T’sala could feel the rage and need for tears, causing her purple glow to fill the cab of the rummy’s vehicle. The rage burnt the tears, however, and she found herself hating the man, Alec. The rumsey pulled the truck ahead through another gate out of the compound and back onto the road toward the main security gate. “Let’s hope he keeps ’em busy till we make it through. If they manage to sound the alarm, the trip stops here for all of us. How did you lose him, darlin’? You two were literally connected at the wrist!”
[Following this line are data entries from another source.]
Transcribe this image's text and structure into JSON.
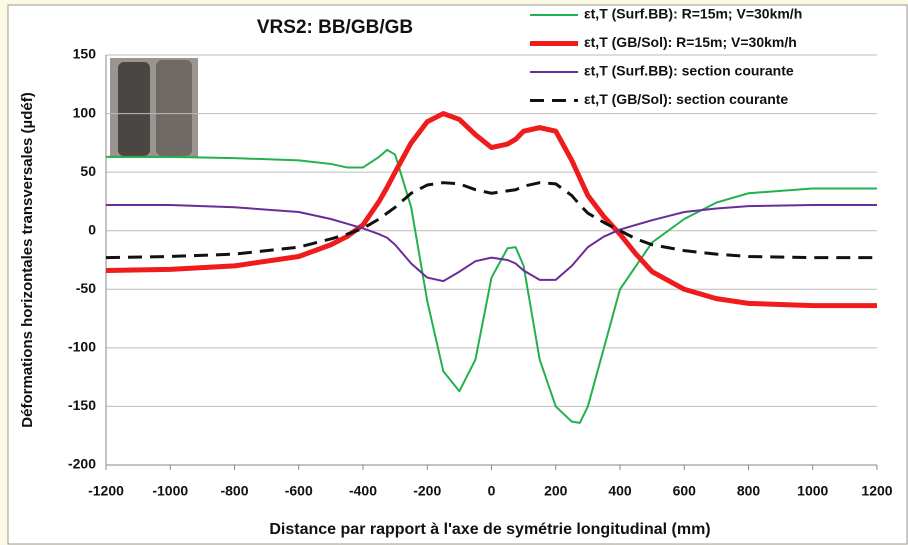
{
  "chart_data": {
    "type": "line",
    "title": "VRS2: BB/GB/GB",
    "xlabel": "Distance par rapport à l'axe de symétrie longitudinal (mm)",
    "ylabel": "Déformations horizontales  transversales  (µdéf)",
    "x": [
      -1200,
      -1000,
      -800,
      -600,
      -500,
      -450,
      -400,
      -350,
      -325,
      -300,
      -250,
      -200,
      -150,
      -100,
      -50,
      0,
      50,
      75,
      100,
      150,
      200,
      250,
      275,
      300,
      350,
      400,
      450,
      500,
      600,
      700,
      800,
      1000,
      1200
    ],
    "series": [
      {
        "name": "εt,T (Surf.BB): R=15m; V=30km/h",
        "color": "#22b14c",
        "width": 2,
        "linestyle": "solid",
        "values": [
          63,
          63,
          62,
          60,
          57,
          54,
          54,
          63,
          69,
          65,
          20,
          -60,
          -120,
          -137,
          -110,
          -40,
          -15,
          -14,
          -30,
          -110,
          -150,
          -163,
          -164,
          -150,
          -100,
          -50,
          -30,
          -10,
          10,
          24,
          32,
          36,
          36
        ]
      },
      {
        "name": "εt,T (GB/Sol): R=15m; V=30km/h",
        "color": "#ee1c1c",
        "width": 5,
        "linestyle": "solid",
        "values": [
          -34,
          -33,
          -30,
          -22,
          -12,
          -5,
          5,
          25,
          37,
          50,
          75,
          93,
          100,
          95,
          82,
          71,
          74,
          78,
          85,
          88,
          85,
          60,
          45,
          30,
          12,
          -3,
          -20,
          -35,
          -50,
          -58,
          -62,
          -64,
          -64
        ]
      },
      {
        "name": "εt,T (Surf.BB): section courante",
        "color": "#6a2c9a",
        "width": 2,
        "linestyle": "solid",
        "values": [
          22,
          22,
          20,
          16,
          10,
          6,
          2,
          -3,
          -6,
          -12,
          -28,
          -40,
          -43,
          -35,
          -26,
          -23,
          -25,
          -28,
          -34,
          -42,
          -42,
          -30,
          -22,
          -14,
          -5,
          1,
          5,
          9,
          16,
          19,
          21,
          22,
          22
        ]
      },
      {
        "name": "εt,T (GB/Sol): section courante",
        "color": "#111111",
        "width": 3,
        "linestyle": "dashed",
        "values": [
          -23,
          -22,
          -20,
          -14,
          -7,
          -3,
          2,
          10,
          15,
          20,
          32,
          39,
          41,
          40,
          35,
          32,
          34,
          35,
          38,
          41,
          40,
          30,
          22,
          15,
          7,
          0,
          -7,
          -12,
          -17,
          -20,
          -22,
          -23,
          -23
        ]
      }
    ],
    "xlim": [
      -1200,
      1200
    ],
    "xticks": [
      -1200,
      -1000,
      -800,
      -600,
      -400,
      -200,
      0,
      200,
      400,
      600,
      800,
      1000,
      1200
    ],
    "ylim": [
      -200,
      150
    ],
    "yticks": [
      -200,
      -150,
      -100,
      -50,
      0,
      50,
      100,
      150
    ],
    "grid": true,
    "legend": "upper right"
  }
}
T’sala ran her hand down to where she was connected to the man, Alec, not more than 5 minutes before. She felt empty and regretted hating him. She remembered the endless days of being bound by her baronhood captor and how she ached for freedom. She was ready to destroy her people and her planet to feel a moment of that. In her realization, her anger and glow finally faded. The Rumsey was looking at her with a look that knew loss. “Better get to your spot, gates coming up, darlin’, let's not let his sacrifice be in vain.” T’sala climbed into the smuggling bay with her thoughts. She would let the rumsey think it was a selfless sacrifice; it would do his memory more honour than a man who gave up everything for one taste of freedom. Even in her understanding, T’sala felt devastated that the world yet again had ripped the only goodness she had in life from her.